Sem saber da necessidade de marcar a visita, o empresário Delamar Evangelista da Silva, morador do Bairro Santa Amélia, na Região da Pampulha, esteve na portaria e não pôde entrar. "Mas não faltará oportunidade. Vamos passear na região. Afinal, é muito tempo sem sair com a família", disse o empresário, ao lado da mulher Shirlei, dos dois filhos e da cachorrinha de estimação.
PROTOCOLOS
Dentro dos protocolos sanitários, haverá sempre álcool em gel disponível para ser usado antes, durante e após a visita, não recomendada para pessoas do grupo de risco. Conforme normas da Arquidiocese de BH, o visitante precisa acompanhar o guia durante todo o passeio e seguir suas recomendações. Para segurança de todos, no santuário não é permitido: consumir bebidas alcoólicas, fazer churrasco ou uso de fogareiro, levar qualquer animal para dentro da reserva, escalar ou subir nas pedras, caçar ou aprisionar animais, causar danos à vegetação, retirando mudas, sair das trilhas ou abrir novos caminhos e invadir a propriedade, desrespeitando a entrada principal. O santuário obedece às normas também do Instituto Estadual de Florestas (IEF) e das prefeituras de Caeté e Sabará.E mais: é proibido ligar música em alto volume, acampar e pernoitar em carros, andar de bicicleta nas trilhas, por causa da fragilidade do solo, praticar esportes radicais e levar refeições para lanche ou piquenique. Neste período de reabertura gradual, o santuário oferece refeições no restaurante. A loja de artesanato ficará fechada a exemplo da lanchonete.
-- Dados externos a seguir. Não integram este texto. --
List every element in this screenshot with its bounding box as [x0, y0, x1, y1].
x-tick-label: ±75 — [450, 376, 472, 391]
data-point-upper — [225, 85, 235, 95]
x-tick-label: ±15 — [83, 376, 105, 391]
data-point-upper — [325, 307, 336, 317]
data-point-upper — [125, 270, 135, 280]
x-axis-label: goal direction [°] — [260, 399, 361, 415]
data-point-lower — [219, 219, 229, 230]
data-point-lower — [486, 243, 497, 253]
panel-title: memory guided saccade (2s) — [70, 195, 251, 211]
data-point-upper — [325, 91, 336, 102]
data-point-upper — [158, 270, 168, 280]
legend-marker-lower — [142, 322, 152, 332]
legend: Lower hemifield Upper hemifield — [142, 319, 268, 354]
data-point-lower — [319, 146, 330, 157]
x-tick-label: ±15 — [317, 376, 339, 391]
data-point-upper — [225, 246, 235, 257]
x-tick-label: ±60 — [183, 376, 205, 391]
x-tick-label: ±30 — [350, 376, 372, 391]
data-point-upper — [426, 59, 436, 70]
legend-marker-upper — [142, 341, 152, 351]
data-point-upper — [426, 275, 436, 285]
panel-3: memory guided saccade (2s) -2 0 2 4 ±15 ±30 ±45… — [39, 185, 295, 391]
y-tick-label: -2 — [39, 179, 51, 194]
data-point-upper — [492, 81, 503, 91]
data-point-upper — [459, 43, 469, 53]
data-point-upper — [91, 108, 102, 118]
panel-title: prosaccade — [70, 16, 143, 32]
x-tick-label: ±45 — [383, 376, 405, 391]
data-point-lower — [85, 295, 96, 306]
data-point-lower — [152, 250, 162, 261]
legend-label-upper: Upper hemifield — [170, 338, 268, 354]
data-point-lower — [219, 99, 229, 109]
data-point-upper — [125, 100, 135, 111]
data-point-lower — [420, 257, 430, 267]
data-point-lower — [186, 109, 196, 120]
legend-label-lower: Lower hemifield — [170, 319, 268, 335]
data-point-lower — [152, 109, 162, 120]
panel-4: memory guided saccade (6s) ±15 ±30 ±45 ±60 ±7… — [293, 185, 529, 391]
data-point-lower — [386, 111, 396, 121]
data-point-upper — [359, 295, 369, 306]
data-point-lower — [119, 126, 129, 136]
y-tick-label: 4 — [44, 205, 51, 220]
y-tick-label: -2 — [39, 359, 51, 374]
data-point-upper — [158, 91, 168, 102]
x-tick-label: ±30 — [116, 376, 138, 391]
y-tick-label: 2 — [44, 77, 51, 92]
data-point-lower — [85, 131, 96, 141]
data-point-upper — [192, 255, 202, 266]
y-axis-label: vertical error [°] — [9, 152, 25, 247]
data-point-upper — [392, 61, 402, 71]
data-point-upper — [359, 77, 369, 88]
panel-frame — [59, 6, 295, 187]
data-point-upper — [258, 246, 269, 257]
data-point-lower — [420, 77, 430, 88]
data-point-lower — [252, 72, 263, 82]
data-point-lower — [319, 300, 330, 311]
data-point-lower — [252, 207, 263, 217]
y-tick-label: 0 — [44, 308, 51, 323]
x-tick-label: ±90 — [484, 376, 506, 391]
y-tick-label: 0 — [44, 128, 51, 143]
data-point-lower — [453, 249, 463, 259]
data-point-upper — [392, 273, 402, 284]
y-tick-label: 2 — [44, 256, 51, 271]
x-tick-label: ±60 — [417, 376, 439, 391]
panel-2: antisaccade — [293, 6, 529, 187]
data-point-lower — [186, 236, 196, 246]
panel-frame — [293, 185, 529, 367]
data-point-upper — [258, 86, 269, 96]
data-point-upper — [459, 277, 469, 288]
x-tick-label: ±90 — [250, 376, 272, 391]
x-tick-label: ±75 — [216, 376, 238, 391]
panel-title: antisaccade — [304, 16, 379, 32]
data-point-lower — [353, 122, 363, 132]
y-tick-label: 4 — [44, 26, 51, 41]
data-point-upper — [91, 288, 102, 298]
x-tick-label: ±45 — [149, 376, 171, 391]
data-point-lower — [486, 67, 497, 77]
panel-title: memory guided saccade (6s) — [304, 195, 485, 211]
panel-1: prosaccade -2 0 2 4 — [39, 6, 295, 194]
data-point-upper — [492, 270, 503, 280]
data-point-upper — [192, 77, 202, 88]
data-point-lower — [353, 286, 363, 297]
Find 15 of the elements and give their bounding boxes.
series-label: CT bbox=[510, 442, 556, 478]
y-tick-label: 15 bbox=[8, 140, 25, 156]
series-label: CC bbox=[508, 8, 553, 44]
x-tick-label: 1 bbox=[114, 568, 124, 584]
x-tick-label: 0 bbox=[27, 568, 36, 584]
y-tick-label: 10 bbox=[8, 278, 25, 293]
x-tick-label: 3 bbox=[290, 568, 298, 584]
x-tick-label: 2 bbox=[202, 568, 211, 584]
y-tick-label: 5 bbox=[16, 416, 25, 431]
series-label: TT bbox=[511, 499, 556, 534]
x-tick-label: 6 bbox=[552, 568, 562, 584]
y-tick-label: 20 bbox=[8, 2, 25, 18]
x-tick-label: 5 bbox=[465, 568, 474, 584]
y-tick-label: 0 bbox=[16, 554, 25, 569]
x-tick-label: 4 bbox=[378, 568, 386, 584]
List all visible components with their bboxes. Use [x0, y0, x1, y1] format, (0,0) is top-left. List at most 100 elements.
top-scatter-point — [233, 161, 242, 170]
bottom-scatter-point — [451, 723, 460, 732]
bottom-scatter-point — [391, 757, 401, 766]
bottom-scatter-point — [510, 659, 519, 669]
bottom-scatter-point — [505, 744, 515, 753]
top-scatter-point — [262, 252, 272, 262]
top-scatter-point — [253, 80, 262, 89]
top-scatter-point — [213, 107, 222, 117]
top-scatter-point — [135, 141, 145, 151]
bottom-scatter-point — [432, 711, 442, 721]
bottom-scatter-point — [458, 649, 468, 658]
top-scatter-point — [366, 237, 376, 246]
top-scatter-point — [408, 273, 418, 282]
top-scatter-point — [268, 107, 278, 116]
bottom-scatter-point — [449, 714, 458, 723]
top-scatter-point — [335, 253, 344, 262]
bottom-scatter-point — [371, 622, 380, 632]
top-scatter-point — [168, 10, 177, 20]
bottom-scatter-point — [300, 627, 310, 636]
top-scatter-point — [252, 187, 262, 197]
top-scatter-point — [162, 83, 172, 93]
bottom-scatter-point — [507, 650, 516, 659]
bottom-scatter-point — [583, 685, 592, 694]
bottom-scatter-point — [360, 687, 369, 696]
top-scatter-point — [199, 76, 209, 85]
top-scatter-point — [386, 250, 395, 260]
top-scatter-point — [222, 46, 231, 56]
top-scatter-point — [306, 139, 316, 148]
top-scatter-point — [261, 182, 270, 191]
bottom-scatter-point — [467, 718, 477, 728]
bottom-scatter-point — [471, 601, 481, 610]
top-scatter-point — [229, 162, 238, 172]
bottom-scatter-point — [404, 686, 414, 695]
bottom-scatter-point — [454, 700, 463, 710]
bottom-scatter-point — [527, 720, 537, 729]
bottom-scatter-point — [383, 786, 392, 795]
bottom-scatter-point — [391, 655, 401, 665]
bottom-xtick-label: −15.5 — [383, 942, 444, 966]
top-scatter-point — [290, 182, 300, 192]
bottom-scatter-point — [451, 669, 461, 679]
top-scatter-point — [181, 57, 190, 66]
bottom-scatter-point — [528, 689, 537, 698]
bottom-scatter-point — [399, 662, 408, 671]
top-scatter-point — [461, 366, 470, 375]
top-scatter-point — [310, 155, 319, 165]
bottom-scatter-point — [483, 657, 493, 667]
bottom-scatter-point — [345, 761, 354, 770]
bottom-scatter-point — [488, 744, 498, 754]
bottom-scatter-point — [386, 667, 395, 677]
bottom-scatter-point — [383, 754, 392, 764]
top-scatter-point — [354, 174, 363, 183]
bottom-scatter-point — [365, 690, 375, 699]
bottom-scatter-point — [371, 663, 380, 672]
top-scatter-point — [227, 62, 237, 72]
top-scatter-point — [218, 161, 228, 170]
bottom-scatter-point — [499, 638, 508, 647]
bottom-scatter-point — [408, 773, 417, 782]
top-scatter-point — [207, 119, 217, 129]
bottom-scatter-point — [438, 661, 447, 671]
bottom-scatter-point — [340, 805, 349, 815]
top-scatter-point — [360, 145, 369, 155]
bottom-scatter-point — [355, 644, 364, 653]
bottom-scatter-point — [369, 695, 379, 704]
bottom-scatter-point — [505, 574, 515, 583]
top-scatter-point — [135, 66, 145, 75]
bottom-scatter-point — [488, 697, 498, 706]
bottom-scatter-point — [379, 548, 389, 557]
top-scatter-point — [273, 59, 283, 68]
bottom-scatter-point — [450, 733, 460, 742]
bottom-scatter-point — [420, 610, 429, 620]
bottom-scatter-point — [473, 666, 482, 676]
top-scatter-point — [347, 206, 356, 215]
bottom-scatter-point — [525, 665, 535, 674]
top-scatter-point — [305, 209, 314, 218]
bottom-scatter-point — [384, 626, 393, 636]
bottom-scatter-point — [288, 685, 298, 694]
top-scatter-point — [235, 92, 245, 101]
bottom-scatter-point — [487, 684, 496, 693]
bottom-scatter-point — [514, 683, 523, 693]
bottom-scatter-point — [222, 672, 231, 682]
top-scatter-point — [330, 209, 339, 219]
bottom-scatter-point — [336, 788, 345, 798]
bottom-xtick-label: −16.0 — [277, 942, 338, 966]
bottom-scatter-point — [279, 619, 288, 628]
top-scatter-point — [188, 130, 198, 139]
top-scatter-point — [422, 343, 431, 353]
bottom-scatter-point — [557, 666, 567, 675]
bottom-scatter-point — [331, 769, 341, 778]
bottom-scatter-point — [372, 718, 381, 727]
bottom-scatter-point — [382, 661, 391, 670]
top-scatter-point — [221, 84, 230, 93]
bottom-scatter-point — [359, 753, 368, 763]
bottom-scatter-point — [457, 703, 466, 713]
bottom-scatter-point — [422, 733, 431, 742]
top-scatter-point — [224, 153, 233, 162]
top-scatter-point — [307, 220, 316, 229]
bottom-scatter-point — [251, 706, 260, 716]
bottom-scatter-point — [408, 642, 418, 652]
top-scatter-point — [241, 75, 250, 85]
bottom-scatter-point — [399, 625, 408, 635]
No Santuário Basílica Nossa Senhora da Piedade há variação de temperatura devido à altitude (1.746 metros), portanto o visitante deve levar um agasalho e usar sapatos confortáveis para aproveitar o passeio. A taxa de visitação é R$ 10,00 por pessoa (isenção para crianças abaixo de 7 anos), com o pagamento no restaurante do santuário (Espaço Dom João Resende Costa).
HISTÓRIA
Em 2020 são celebrados os 60 anos de proclamação de Nossa Senhora da Piedade como padroeira de Minas Gerais – ocorreu em 31 de julho de 1960. A oficialização foi feita pelo papa João XXIII (1881-1963), atendendo ao pedido dos bispos mineiros, entre eles o então arcebispo metropolitano de Belo Horizonte, dom Antônio dos Santos Cabral (1884-1967), e do arcebispo coadjutor e administrador apostólico, dom João Resende Costa, bem como do governador do estado, José Francisco Bias Fortes (1891-1971). Nesse processo, destacou-se também o trabalho de dom Carlos Carmello de Vasconcelos Motta (1880-1982), mais conhecido como Cardeal Motta e que hoje batiza a praça em frente da ermida.Com altitude de 1.740 metros, a Serra da Piedade abriga histórias de fé e até política. Foi no alto, por exemplo, que o ex-presidente Tancredo Neves (1910-1985) deu início à campanha de redemocratização do país, em 1984. Em dias muito claros, é possível vislumbrar a Serra do Caraça, o espelho d’água de Lagoa Santa, toda a cidade de Caeté, com o pontilhão ferroviário, e outros municípios da RMBH. O ponto principal, sem dúvida, é a ermida que dá exatamente o clima de “pedacinho do céu” de manhã bem cedo, quando nuvens baixas tomam conta do topo da serra.
A fama do lugar teria começado entre 1765 e 1767, conforme a tradição oral, com a aparição de Nossa Senhora, com o Menino Jesus nos braços, a uma menina, muda de nascimento, cuja família vivia na comunidade de Penha, a seis quilômetros da serra. Nesse momento, a menina teria conquistado a fala. Mais tarde, em 1773, o templo seria construído pelo ermitão português Antônio da Silva, o Bracarena.